I must give a shout out to JCARE at Jewish Senior Life in Detroit. Everyone of their staff treated my mother with the utmost respect and care. I did make some changes in personnel, not because they were not good or qualified but because other staff members fit the profile with my mother better. JCARE is not staffed to provide 24-hour care and therefore we relied on other services for the night shift, what we learned about this industry, the demands on both sides is not a JOKE but it’s killing our elder population! (figuratively)

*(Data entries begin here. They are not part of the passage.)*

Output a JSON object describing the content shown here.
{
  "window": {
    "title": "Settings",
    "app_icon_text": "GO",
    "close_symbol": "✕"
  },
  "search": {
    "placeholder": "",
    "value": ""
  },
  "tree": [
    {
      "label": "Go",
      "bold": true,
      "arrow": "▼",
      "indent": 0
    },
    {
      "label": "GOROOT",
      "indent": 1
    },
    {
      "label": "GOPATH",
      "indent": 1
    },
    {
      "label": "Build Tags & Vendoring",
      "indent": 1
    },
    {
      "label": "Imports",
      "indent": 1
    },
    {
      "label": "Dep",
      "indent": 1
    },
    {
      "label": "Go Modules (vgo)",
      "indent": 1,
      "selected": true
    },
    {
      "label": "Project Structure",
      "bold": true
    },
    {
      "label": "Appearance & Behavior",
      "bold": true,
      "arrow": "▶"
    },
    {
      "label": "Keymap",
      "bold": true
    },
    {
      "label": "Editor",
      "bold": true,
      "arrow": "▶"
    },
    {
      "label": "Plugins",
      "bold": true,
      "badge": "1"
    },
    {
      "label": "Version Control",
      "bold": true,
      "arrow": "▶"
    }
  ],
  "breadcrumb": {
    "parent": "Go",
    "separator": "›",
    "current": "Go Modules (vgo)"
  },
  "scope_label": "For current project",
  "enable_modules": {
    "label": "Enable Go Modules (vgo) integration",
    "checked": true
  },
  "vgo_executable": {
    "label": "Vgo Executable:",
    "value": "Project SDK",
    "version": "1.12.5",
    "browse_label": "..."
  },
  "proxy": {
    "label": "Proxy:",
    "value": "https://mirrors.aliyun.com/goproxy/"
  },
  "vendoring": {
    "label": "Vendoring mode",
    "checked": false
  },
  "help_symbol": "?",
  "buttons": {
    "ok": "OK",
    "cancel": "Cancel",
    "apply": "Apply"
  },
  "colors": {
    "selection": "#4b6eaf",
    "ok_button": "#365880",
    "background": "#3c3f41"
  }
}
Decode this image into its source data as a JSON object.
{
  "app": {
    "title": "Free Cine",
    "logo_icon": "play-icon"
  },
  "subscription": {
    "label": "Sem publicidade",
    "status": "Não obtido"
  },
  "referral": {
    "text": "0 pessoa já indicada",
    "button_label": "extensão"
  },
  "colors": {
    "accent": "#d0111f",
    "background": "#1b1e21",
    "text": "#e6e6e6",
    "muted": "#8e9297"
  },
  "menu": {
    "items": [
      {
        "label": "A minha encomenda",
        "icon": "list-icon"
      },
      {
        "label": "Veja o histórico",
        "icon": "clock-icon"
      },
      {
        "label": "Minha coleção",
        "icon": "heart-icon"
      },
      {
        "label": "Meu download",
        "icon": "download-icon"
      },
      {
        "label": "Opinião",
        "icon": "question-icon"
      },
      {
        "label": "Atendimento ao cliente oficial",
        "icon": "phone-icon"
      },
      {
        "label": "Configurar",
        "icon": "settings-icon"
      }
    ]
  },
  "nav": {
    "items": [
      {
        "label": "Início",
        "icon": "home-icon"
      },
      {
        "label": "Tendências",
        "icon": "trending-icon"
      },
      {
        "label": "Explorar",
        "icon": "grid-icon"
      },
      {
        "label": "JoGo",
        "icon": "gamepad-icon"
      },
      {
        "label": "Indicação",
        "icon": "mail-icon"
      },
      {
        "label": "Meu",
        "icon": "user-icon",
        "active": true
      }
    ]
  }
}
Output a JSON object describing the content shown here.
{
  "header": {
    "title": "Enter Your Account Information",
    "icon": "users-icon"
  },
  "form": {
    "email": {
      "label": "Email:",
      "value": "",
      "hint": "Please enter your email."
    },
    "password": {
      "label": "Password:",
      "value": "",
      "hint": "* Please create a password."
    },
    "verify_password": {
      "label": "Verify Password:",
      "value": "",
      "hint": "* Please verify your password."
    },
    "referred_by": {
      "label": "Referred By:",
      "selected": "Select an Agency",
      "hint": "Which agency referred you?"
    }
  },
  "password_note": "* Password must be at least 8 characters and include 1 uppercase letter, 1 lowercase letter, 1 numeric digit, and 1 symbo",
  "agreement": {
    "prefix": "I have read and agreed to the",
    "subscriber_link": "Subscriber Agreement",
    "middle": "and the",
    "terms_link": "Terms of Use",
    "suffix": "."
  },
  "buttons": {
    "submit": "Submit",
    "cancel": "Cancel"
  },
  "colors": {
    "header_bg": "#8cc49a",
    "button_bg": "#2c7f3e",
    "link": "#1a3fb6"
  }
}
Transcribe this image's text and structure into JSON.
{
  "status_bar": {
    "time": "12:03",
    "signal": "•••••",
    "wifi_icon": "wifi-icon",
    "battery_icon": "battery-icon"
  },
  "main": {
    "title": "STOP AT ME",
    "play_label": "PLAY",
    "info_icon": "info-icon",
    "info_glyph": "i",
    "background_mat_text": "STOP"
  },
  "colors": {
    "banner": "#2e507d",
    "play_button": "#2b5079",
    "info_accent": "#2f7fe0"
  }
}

None of us know where our paths will lead and if we will need senior/elder care or not. If your parent or loved one is need you must be proactively involved and know it becomes a full-time job. Expect your mom or dad, spouse or sibling to become agitated. No one wants to become dependent on others providing their personal care, and administering to them for the duration of their life. Doctors and therapists may tell you that your loved one is not aware but believe me, they don’t know everything. My mother may not have been aware all the time but there were times she knew that her personal care including changing a brief and what a brief really was. On a couple occasions, she even said, “I don’t need that give me my underwear.” It’s important to learn your loved one’s language and answer to their needs and their caregivers follow your direction. You must become a team and you must lead it.
“Don’t live with regrets, sadness…smile, and joke and laugh through the day.”
This morning as I write this and look out the gray gloomy skies this is my mother (and father’s) way of telling me, HA-HA, you though it was going to be warm and sunny, think again ~ Jokes on You!